Author: DIANE COYLE
The OECD is just one of many economic forecasters. Each month the Treasury publishes a summary of 42 sets of forecasts from public, private and academic organisations. As the selection in the table shows, the OECD is more optimistic about growth this year and next than many other institutions.
Its forecast for Britain is supervised by a Canadian economist, the theory being that a foreign national will be less vulnerable than a Briton to arm-twisting by the Treasury.
A preliminary report is discussed with Government officials, then there are, as the OECD puts it, “revisions in the light of discussions”. To be fair, it likes to hint at its views if they genuinely differ from those of the Government, but it shies away from embarrassing one of its bigger paymasters by publishing a hostile assessment.
As it happens, though, there has been little disagreement. The OECD’s economists are huge fans of deregulation, free markets and the type of structural reform of the labour market that has gone further in Britain under the present Government than in most other member countries. Given their ideology, they want to believe that these policies will be rewarded by faster growth and lower inflation than in the past.
The organisation’s only faint worry is about the temptation for the Government to give way on inflation or public spending in the run-up to the next election. It relegated to a footnote the observation that: “A novelty in this recovery is the sharp break in ‘house price inflation’ – with benefits for the overall economy.”

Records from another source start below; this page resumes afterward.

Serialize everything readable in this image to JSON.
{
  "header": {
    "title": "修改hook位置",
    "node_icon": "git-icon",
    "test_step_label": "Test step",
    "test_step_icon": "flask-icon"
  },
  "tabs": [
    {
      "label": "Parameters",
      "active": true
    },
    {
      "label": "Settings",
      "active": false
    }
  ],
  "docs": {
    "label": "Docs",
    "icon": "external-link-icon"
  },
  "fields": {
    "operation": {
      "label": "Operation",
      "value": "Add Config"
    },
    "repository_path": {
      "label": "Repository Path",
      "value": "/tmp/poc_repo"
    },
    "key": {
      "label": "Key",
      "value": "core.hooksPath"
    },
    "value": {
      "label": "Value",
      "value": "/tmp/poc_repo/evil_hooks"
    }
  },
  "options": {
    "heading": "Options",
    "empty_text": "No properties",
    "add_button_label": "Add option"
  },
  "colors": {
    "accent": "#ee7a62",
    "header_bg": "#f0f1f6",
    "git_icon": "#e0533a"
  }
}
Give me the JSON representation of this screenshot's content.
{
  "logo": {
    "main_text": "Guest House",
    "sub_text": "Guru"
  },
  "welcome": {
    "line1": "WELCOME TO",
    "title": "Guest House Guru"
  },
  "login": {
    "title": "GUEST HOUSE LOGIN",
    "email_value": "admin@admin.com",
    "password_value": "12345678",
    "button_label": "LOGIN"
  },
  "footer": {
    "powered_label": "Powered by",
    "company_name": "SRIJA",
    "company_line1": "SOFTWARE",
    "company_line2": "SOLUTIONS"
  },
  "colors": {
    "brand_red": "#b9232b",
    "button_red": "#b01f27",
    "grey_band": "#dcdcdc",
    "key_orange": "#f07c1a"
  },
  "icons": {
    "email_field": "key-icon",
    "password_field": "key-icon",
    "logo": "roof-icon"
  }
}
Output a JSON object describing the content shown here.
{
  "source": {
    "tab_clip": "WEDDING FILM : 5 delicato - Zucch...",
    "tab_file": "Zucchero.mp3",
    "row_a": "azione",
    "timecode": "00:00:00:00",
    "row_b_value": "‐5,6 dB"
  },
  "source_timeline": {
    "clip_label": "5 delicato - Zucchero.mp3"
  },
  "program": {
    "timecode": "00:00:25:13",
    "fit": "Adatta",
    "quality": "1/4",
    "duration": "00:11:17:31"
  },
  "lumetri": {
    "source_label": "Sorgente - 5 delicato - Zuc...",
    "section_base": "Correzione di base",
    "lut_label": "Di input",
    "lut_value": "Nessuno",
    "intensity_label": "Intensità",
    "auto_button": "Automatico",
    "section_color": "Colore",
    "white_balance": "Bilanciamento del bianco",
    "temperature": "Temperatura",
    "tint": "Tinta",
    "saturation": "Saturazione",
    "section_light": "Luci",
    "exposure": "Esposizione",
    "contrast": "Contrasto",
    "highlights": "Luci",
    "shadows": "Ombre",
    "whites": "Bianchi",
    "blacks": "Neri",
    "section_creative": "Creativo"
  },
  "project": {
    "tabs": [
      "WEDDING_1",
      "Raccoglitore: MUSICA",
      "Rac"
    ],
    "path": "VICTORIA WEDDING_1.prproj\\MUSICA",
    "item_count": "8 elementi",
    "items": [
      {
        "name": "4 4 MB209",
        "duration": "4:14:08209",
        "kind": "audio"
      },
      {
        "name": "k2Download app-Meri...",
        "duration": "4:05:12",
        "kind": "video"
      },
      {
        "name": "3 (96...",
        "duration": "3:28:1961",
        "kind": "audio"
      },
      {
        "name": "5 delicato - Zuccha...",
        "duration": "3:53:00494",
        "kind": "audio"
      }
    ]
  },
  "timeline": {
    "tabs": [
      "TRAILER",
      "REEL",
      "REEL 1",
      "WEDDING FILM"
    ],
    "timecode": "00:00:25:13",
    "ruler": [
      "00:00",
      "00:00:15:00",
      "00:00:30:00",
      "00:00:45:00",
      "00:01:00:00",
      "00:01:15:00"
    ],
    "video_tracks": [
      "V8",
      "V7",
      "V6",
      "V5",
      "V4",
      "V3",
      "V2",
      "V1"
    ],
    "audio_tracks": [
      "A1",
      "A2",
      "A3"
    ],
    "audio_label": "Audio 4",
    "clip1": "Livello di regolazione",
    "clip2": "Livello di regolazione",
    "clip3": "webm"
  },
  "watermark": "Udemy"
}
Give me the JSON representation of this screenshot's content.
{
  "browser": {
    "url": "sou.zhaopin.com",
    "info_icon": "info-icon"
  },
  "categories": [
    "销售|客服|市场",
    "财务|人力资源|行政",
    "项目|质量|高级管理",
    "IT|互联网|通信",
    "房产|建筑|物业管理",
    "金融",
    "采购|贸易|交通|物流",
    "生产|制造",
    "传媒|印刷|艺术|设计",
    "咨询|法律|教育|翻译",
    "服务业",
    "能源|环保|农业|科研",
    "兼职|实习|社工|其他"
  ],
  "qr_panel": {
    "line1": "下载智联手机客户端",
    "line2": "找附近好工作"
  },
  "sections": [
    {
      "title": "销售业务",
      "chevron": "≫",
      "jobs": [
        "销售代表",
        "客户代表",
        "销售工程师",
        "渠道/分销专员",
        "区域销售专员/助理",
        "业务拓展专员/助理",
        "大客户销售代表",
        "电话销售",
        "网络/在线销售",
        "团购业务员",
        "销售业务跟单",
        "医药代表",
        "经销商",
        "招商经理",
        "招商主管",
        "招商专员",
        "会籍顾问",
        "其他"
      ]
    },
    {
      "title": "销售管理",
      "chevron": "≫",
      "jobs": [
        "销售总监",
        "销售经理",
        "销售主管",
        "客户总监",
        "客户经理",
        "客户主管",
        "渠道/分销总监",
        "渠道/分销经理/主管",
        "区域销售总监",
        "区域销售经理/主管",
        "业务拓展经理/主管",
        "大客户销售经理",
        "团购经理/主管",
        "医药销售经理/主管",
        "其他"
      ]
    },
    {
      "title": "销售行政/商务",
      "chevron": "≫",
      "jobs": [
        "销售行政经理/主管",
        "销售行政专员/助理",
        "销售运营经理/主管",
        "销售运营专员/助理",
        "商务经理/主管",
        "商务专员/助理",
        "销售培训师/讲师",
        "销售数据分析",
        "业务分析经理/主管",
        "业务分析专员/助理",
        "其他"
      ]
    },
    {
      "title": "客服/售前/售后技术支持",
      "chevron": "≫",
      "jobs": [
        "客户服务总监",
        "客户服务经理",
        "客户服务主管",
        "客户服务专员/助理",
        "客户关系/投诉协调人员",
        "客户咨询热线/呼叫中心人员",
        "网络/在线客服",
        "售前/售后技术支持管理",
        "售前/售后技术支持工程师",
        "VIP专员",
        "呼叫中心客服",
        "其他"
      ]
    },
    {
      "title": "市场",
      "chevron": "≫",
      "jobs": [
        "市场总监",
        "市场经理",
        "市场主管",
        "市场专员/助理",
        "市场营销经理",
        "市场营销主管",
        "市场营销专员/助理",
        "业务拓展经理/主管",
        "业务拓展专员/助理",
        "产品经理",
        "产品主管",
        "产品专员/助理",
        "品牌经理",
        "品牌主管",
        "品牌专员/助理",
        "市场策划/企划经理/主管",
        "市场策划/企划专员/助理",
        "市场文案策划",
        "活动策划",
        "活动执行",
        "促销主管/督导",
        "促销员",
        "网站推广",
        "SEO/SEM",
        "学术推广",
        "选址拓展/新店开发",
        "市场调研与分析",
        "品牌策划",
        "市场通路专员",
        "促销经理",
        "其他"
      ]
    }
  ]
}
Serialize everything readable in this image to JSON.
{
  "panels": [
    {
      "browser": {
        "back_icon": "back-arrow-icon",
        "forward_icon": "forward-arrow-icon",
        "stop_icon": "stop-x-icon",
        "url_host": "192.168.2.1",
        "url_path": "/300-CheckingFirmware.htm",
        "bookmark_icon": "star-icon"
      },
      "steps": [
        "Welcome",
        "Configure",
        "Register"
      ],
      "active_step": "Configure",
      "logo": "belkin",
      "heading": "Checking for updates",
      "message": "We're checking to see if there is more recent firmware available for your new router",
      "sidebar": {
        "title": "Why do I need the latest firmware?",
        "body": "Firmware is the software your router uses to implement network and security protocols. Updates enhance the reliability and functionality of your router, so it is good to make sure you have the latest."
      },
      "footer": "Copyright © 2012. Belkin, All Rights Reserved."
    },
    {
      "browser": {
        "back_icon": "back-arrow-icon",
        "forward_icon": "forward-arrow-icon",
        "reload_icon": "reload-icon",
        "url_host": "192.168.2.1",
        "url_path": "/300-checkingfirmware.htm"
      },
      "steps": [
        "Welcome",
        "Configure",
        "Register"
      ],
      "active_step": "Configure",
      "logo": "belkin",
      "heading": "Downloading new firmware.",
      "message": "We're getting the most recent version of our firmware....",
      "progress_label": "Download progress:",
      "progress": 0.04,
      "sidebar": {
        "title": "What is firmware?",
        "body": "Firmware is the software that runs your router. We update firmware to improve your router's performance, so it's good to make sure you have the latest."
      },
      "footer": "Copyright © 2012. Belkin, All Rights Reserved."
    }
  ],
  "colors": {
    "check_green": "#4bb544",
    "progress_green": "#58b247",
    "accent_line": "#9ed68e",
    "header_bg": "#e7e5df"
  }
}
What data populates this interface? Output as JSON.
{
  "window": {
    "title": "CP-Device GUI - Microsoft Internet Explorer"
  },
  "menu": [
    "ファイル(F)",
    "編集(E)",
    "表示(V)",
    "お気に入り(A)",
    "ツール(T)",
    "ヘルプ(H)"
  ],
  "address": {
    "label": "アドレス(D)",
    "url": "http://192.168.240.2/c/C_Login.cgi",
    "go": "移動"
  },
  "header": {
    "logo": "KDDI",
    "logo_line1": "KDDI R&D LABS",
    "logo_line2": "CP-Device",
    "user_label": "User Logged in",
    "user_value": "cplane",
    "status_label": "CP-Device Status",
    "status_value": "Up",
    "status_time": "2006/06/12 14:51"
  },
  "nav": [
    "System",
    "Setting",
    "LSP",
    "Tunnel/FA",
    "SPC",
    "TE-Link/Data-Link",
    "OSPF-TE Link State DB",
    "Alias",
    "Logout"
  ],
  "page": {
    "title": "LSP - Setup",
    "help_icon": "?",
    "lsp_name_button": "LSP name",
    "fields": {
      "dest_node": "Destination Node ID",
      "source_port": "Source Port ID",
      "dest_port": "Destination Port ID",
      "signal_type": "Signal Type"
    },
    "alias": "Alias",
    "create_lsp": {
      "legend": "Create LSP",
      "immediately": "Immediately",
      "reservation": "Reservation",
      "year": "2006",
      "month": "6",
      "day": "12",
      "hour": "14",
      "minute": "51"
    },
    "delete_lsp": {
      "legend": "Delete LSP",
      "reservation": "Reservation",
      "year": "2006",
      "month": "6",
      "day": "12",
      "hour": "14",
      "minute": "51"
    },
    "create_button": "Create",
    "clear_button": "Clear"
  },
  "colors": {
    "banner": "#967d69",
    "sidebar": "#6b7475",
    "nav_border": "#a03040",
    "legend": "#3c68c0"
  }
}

The other international organisation to publish a forecast for Britain is the International Monetary Fund. The forecast is shown to the Government for comment, but the IMF does not publish its detailed annual reports on member countries. The only occasions for conflict arise when the IMF is intervening – something that has not happened in Britain since 1976. Its forecasts are generally fairly conventional.
Other groups of economic forecasters bring different biases to their predictions. For example, Liverpool University’s forecast is based on the assumption that there is a huge amount of spare capacity in the economy. This leads it to the conclusion that there is no inflation risk in the next 18 months.
The figures predicted for key economic indicators in the end vary far less than the interpretations that are put upon them.
According to the Treasury’s summary, GDP growth forecasts this year range from 2.4 to 4.0 per cent – both extremes from City economists with an incentive to stand out from the crowd. The non-City range is a narrower 2.6 to 3.5 per cent. Given the uncertainties in economic forecasting, that boils down to “around 3 per cent”.
Slower than last year, a bit faster than next, with inflation well under control if not actually on target – it is not a gloomy forecast, but not as relentlessly upbeat as the OECD’s recent assessment.